$0$ is marked for the fixed point.
$1$ is marked for the point when you rotate the circle by $1$ radian about its center.
...
When you rotate the circle by $7$ radians, the new marked point is looked like in the picture below:
Here is my attempt to solve the problem:
If we straighten out the circle, then all marked points belong to interval $\left[0,2\pi\right)$. Let the set of all marked points is $M$.
Also, if $p_{n}$ is a marked point, created by rotating the fixed point $0$ by $n$ radians, then $p_{n}=n-k2\pi$, where $n,k\in\mathbb{Z}$, and $0\leq p_{n}<2\pi$.
(by observation I think all points of $M$ are the limit points of the set, now try to prove it)
Let $p_{n}\in M$ and suppose the there exists $\varepsilon>0$, that no other than $p_{n}$ belongs to interval $\left(p_{n}-\varepsilon,p_{n}+\varepsilon\right)$, that is $p_{n}$ is an isolated point. This means the point $p_{n+1}$ is also an isolated point, indeed, if there exists $q_{t}\in\left(p_{n+1}-\varepsilon,p_{n+1}+\varepsilon\right)\cap M, q_{t}\neq p_{n+1}$, by rotating “backward” the whole segment $\left(p_{n+1}-\varepsilon,p_{n+1}+\varepsilon\right)$ by 1 radian (rotates by $-1$ radian), we have segment $\left(p_{n}-\varepsilon,p_{n}+\varepsilon\right)$ which contains the point $q_{t-1}\in M$, which contradicts our hypothesis. By induction we could prove that there are infinite isolated point of $M$.

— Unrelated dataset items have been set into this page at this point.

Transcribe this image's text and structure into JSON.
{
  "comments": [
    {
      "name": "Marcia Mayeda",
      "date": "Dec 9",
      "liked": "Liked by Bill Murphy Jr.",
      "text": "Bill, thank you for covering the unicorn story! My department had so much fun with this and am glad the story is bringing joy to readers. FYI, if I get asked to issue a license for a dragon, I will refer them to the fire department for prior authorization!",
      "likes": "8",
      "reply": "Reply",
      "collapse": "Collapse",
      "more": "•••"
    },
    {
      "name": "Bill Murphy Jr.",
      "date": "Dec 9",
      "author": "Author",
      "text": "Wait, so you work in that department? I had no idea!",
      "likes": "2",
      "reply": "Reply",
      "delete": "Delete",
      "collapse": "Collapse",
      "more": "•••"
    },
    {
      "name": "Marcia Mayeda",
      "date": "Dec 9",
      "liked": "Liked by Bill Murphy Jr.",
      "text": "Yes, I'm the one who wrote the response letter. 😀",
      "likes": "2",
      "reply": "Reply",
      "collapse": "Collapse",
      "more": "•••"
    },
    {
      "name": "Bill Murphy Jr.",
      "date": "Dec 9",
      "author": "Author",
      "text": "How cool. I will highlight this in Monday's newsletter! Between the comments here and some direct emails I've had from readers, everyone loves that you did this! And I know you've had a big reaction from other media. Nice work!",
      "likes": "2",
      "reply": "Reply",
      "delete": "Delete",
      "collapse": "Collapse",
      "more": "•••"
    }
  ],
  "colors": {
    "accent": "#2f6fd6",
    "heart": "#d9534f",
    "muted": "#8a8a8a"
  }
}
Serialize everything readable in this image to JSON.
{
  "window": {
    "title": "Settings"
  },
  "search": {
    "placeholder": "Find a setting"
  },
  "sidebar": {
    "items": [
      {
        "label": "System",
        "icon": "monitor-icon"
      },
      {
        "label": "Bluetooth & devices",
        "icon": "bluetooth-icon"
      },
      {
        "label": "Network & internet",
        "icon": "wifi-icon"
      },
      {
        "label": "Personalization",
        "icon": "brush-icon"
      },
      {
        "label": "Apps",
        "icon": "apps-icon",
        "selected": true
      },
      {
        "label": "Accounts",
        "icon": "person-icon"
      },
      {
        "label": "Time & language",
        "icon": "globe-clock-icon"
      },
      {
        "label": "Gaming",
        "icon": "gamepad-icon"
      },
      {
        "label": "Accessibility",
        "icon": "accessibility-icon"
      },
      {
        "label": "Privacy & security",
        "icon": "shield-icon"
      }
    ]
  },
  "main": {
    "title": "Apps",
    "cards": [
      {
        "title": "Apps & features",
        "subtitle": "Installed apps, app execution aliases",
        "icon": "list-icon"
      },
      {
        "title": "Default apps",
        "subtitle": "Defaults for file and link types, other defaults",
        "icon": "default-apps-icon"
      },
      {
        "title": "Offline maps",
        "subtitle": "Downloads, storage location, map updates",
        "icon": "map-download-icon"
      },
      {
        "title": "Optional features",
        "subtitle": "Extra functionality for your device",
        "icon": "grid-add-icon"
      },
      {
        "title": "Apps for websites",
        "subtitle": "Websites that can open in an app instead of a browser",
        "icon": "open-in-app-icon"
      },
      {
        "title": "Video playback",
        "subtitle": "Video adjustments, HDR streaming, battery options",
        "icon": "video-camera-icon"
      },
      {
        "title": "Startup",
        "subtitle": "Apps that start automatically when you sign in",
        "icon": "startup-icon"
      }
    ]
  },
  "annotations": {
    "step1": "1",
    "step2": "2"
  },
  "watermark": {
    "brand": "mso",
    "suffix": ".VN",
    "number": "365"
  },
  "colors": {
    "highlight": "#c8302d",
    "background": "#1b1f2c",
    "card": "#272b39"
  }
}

Also, if for $m\neq n, m,n\in\mathbb{N}$, and $p_{n}=p_{m}\Rightarrow m-n=\left(i-k\right)2\pi\Rightarrow\pi=\dfrac{m-n}{2\left(i-k\right)}$. But, $\pi$ is an irrational number, implies that $p_{m}\neq p_{n}$ for all $m,n\in\mathbb{N},m\neq n$.
So, there are infinitely number of intervals which have the form $\left(p_{n}-\varepsilon,p_{n}+\varepsilon\right)$, where $\left|p_{m}-p_{n}\right|\geq\varepsilon$ (if not, $p_{n}\in\left(p_{m}-\varepsilon,p_{m}+\varepsilon\right)$. The length of all of those intervals is infinity when $n\rightarrow\infty$, but the length of $\left[0,2\pi\right)$ is finite.
So, there does not exist isolated point of $M$.